Świątek poszła za ciosem, a Noskova chyba jeszcze rozpamiętywała zmarnowaną szansę, bo gładko swojego gema serwisowego gładko przegrała do 15. W ten sposób Świątek stanęła przed szansą na zamkniecie meczu. Po dwóch godzinach i 31. minutach Polka domknęła spotkanie wygrywając trzecią partię 6:4.
Świątek gra o czwarty triumf z rzędu
Turniej w Dausze jest jednym z ulubionych w kalendarzu Świątek. Wiceliderki światowego rankingu wygrała trzy poprzednie edycje tej imprezy. Częściej, bo czterokrotnie, zwyciężyła tylko w wielkoszlemowym French Open w Paryżu.
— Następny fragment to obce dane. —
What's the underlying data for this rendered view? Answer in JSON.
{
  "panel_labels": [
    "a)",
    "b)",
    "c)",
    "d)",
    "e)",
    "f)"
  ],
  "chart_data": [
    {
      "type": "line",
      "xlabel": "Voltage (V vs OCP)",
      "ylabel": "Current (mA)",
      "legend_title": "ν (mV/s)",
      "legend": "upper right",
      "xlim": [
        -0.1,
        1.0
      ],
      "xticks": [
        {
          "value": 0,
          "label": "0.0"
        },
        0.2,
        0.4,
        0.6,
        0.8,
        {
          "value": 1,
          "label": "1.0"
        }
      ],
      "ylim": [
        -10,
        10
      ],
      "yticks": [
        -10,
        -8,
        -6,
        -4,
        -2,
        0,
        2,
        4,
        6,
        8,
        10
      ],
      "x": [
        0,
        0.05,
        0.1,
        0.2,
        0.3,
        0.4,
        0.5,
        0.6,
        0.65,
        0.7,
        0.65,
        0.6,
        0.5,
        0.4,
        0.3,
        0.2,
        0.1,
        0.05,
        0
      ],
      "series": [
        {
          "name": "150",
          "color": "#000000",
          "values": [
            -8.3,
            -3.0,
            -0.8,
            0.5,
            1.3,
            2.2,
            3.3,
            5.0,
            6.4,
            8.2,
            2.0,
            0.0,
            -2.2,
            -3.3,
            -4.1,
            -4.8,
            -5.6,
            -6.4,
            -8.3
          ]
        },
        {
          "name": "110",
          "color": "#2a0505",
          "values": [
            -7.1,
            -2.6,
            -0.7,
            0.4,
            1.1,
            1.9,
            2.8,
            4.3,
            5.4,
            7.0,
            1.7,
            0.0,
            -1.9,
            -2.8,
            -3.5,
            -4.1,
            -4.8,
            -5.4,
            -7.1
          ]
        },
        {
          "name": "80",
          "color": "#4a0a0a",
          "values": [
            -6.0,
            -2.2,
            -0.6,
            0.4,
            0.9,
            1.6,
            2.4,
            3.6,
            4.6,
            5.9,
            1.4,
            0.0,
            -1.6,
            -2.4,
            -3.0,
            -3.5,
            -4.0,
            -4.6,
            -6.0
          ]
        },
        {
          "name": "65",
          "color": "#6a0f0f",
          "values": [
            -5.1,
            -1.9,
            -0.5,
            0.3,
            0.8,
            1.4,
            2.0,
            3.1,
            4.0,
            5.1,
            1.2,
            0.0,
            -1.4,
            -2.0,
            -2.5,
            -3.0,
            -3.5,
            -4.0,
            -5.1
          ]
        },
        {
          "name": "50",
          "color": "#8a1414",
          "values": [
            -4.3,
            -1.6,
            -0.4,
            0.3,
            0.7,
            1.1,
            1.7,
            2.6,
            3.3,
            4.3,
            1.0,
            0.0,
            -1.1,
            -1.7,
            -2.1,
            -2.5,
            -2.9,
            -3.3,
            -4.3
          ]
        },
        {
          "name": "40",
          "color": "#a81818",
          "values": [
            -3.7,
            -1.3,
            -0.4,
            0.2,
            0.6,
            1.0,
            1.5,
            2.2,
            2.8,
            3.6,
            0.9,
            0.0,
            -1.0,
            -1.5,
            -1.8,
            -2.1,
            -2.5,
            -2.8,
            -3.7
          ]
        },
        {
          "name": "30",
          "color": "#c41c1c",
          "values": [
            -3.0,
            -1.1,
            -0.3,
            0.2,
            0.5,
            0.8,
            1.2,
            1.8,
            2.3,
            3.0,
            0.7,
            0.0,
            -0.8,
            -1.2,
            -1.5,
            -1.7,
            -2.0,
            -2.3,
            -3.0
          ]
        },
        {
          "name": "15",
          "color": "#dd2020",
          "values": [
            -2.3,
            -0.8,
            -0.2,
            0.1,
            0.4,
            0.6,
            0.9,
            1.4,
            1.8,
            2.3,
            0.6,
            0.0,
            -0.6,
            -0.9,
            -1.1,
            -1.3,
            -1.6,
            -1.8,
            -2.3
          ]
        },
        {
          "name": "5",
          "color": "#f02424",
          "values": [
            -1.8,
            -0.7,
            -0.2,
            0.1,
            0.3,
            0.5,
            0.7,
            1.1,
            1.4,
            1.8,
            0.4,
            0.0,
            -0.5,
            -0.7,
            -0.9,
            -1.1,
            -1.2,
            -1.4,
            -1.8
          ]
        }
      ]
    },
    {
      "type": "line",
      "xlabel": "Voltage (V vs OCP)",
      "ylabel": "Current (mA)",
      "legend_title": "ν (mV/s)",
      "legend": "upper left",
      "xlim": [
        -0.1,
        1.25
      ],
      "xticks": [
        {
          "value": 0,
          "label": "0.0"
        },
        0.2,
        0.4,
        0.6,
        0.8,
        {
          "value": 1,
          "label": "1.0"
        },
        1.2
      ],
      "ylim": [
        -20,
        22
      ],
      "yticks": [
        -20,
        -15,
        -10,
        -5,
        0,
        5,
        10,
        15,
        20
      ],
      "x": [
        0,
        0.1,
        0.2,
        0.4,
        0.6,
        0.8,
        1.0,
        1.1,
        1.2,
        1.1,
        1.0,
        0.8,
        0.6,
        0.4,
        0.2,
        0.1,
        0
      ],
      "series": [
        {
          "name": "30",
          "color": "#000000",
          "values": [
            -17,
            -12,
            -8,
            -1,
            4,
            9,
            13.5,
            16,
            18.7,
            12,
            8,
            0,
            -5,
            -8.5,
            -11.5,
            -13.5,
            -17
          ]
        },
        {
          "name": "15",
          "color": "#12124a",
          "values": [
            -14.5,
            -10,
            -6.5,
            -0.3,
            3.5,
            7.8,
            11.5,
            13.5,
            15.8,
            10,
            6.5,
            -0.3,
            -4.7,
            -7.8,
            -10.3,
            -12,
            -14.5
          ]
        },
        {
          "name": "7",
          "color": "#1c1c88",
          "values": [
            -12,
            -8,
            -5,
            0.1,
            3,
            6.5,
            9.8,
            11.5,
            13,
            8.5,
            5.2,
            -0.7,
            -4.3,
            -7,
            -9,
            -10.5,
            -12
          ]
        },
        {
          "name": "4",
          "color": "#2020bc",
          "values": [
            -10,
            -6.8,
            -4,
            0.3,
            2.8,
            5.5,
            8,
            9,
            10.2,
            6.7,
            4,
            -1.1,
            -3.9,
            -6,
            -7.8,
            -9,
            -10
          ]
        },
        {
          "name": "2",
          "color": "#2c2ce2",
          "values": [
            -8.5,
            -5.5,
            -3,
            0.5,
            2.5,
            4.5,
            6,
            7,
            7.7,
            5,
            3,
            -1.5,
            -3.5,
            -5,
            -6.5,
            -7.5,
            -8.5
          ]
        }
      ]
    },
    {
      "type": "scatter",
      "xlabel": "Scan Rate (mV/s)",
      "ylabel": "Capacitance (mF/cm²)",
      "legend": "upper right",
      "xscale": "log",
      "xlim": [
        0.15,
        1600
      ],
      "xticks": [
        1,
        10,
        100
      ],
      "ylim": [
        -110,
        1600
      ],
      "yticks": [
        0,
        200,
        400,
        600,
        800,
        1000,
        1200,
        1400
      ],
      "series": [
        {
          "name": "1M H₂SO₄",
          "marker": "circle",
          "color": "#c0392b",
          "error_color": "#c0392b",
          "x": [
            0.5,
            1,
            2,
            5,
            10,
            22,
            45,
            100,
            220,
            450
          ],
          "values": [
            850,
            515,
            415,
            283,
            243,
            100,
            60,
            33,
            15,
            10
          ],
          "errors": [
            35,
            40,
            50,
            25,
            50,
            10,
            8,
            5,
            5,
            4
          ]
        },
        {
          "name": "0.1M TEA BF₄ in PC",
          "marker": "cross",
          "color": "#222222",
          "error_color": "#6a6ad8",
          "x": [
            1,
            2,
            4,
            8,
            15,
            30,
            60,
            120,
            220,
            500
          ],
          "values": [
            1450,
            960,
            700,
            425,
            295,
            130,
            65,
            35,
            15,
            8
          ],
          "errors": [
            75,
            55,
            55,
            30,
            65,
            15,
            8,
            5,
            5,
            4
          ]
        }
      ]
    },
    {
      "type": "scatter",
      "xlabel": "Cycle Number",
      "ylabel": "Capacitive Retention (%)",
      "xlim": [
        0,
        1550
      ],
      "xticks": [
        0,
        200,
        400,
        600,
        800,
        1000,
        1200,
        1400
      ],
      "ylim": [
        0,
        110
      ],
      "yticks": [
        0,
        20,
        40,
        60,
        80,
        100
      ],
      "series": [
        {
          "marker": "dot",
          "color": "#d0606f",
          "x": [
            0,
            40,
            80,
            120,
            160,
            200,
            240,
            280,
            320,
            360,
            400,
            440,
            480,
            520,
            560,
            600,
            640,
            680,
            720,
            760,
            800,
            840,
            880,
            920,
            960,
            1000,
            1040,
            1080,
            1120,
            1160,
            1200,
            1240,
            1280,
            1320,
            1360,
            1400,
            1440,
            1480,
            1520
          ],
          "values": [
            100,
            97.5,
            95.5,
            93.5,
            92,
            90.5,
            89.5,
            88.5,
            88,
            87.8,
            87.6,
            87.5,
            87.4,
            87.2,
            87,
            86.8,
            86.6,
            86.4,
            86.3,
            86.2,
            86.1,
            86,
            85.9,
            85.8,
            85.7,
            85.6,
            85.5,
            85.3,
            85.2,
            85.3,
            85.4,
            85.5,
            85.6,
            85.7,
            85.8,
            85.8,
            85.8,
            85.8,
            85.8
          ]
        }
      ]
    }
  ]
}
Trzy triumfy odnotowała też w Rzymie.
Rybakina na drodze Świątek
W Katarze ostatniej porażki doznała pięć lat temu, gdy w drugiej rundzie przegrała z Rosjanką Swietłaną Kuzniecową. W kolejnej edycji nie startowała, a od 2022 roku jest tam niepokonana. Rok temu w finale pokonała reprezentującą Kazachstan Jelenę Rybakinę 7:6 (10–8), 6:2.
Teraz Świątek z Rybakiną zmierzy się już w ćwierćfinale. Tenisistka z Kazachstanu w trzeciej rundzie wygrała ze Słowaczką Rebeccą Sramkovą 7:6 (7-1), 6:2. Bilans wszystkich spotkań lepszy ma Rybakina, która z siedmiu pojedynków ze Świątek wygrała cztery.
Linette nie poszła w ślady Świątek
Niestety z turniejem w Dausze pożegnała się Magda Linette. W dniu swoich 33. urodzin polska tenisistka nie sprawiła sobie prezentu i przegrała w trzeciej rundzie z Ukrainką Martą Kostjuk 4:6, 2:6. Linette w drugiej rundzie w polskim pojedynku okazała się lepsza od Magdaleny Fręch, pokonując ją 7:5, 5:7, 6:4.